Capstone: AI Incident Response Exercise
Respond to a simulated AI security incident through triage, investigation, containment, remediation, and post-mortem reporting.
Overview
When an AI system is compromised, the response process differs significantly from traditional incident response. The attack may be non-deterministic, the evidence may be in model outputs rather than system logs, containment might require changing a system prompt rather than blocking an IP address, and the impact assessment must consider what the model may have disclosed across many conversations.

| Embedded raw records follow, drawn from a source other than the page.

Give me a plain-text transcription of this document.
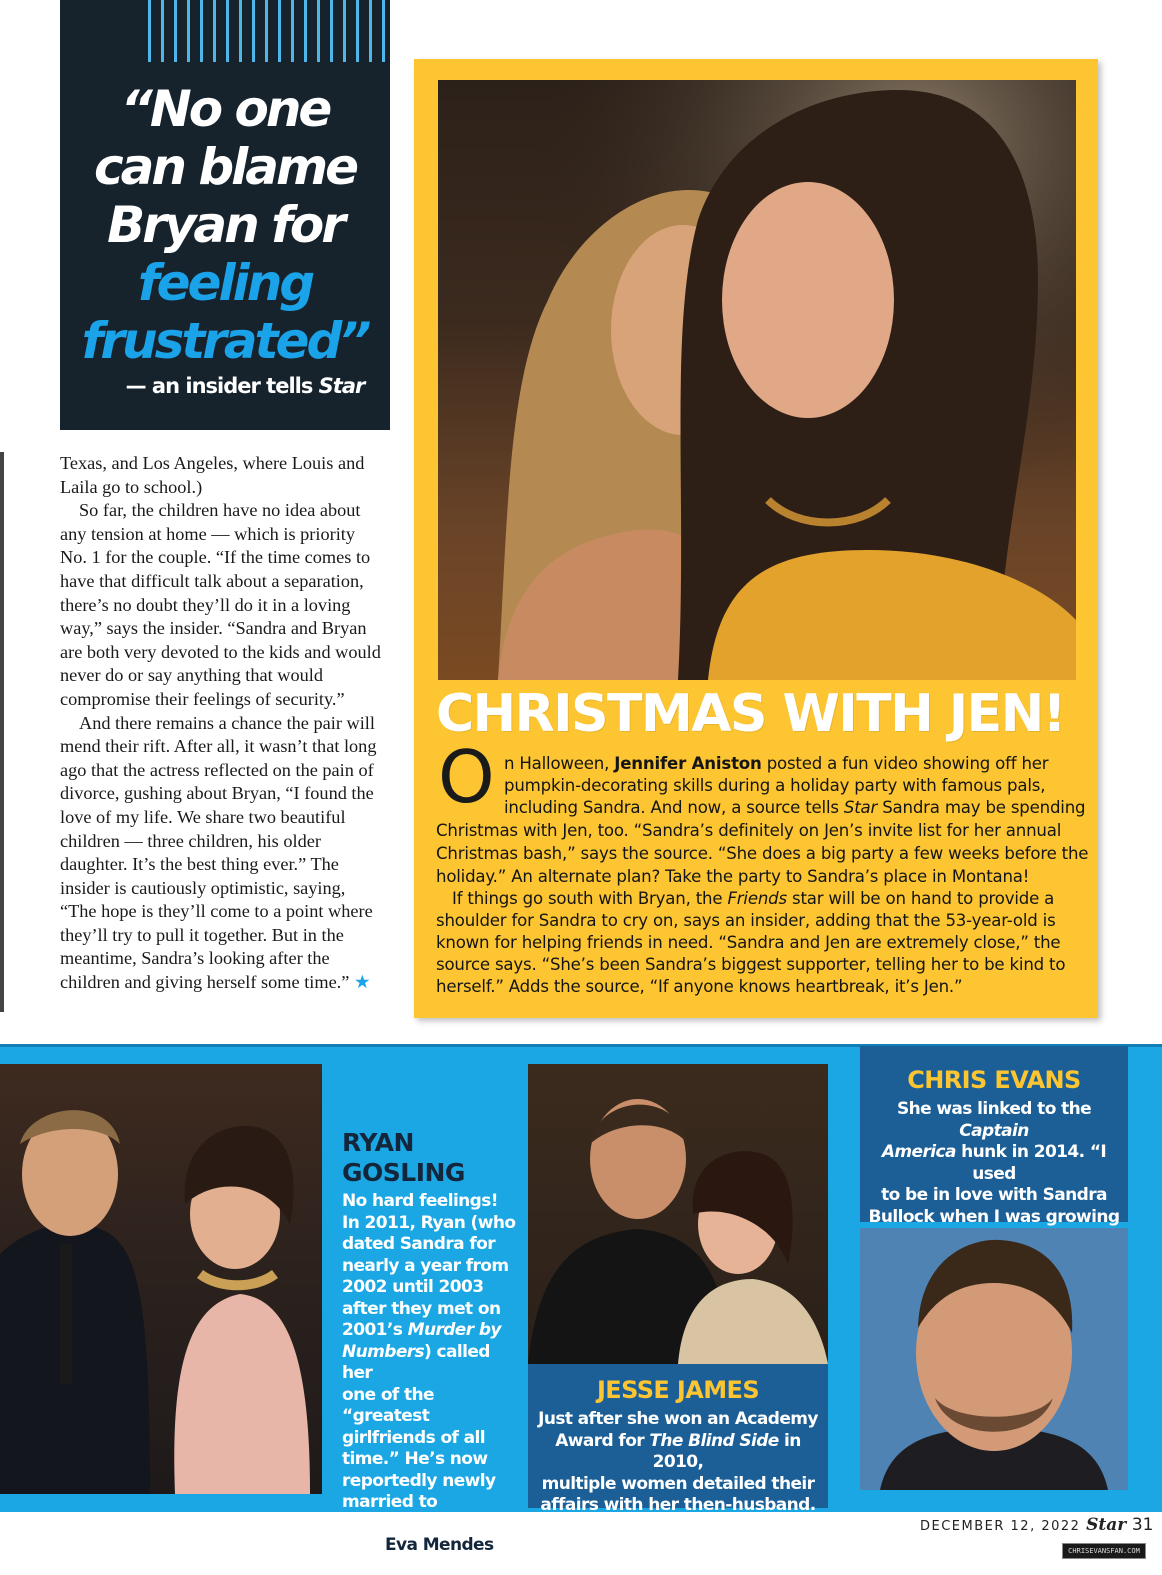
“No one
can blame
Bryan for
feeling
frustrated”
— an insider tells Star

Texas, and Los Angeles, where Louis and Laila go to school.)

So far, the children have no idea about any tension at home — which is priority No. 1 for the couple. “If the time comes to have that difficult talk about a separation, there’s no doubt they’ll do it in a loving way,” says the insider. “Sandra and Bryan are both very devoted to the kids and would never do or say anything that would compromise their feelings of security.”

And there remains a chance the pair will mend their rift. After all, it wasn’t that long ago that the actress reflected on the pain of divorce, gushing about Bryan, “I found the love of my life. We share two beautiful children — three children, his older daughter. It’s the best thing ever.” The insider is cautiously optimistic, saying, “The hope is they’ll come to a point where they’ll try to pull it together. But in the meantime, Sandra’s looking after the children and giving herself some time.” ★

CHRISTMAS WITH JEN!
O n Halloween, Jennifer Aniston posted a fun video showing off her
pumpkin-decorating skills during a holiday party with famous pals,
including Sandra. And now, a source tells Star Sandra may be spending
Christmas with Jen, too. “Sandra’s definitely on Jen’s invite list for her annual
Christmas bash,” says the source. “She does a big party a few weeks before the
holiday.” An alternate plan? Take the party to Sandra’s place in Montana!
If things go south with Bryan, the Friends star will be on hand to provide a
shoulder for Sandra to cry on, says an insider, adding that the 53-year-old is
known for helping friends in need. “Sandra and Jen are extremely close,” the
source says. “She’s been Sandra’s biggest supporter, telling her to be kind to
herself.” Adds the source, “If anyone knows heartbreak, it’s Jen.”
RYAN
GOSLING
No hard feelings!
In 2011, Ryan (who
dated Sandra for
nearly a year from
2002 until 2003
after they met on
2001’s Murder by
Numbers) called her
one of the “greatest
girlfriends of all
time.” He’s now
reportedly newly
married to longtime
love Eva Mendes.
JESSE JAMES
Just after she won an Academy
Award for The Blind Side in 2010,
multiple women detailed their
affairs with her then-husband.
CHRIS EVANS
She was linked to the Captain
America hunk in 2014. “I used
to be in love with Sandra
Bullock when I was growing

DECEMBER 12, 2022 Star 31
CHRISEVANSFAN.COM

This capstone presents a simulated AI security incident. You will work through the complete incident response lifecycle: detection, triage, investigation, containment, remediation, and post-mortem. The scenario is designed with realistic ambiguity — you will not have all the information upfront and will need to make decisions under uncertainty.
Prerequisites
- AI Forensics & Incident Response — IR methodology for AI systems
- Prompt Injection — Understanding the attack techniques used in the incident
- Agentic Exploitation — Agent and tool abuse concepts
- Defenses and Guardrails — Understanding what defenses should have been in place
- Execution & Reporting — Report writing
Project Brief
Incident Scenario
Date: Tuesday, 10:37 AM Alert Source: Customer support escalation Alert: A customer reports receiving a response from your company's AI assistant that included another customer's account details (name, email, partial account number).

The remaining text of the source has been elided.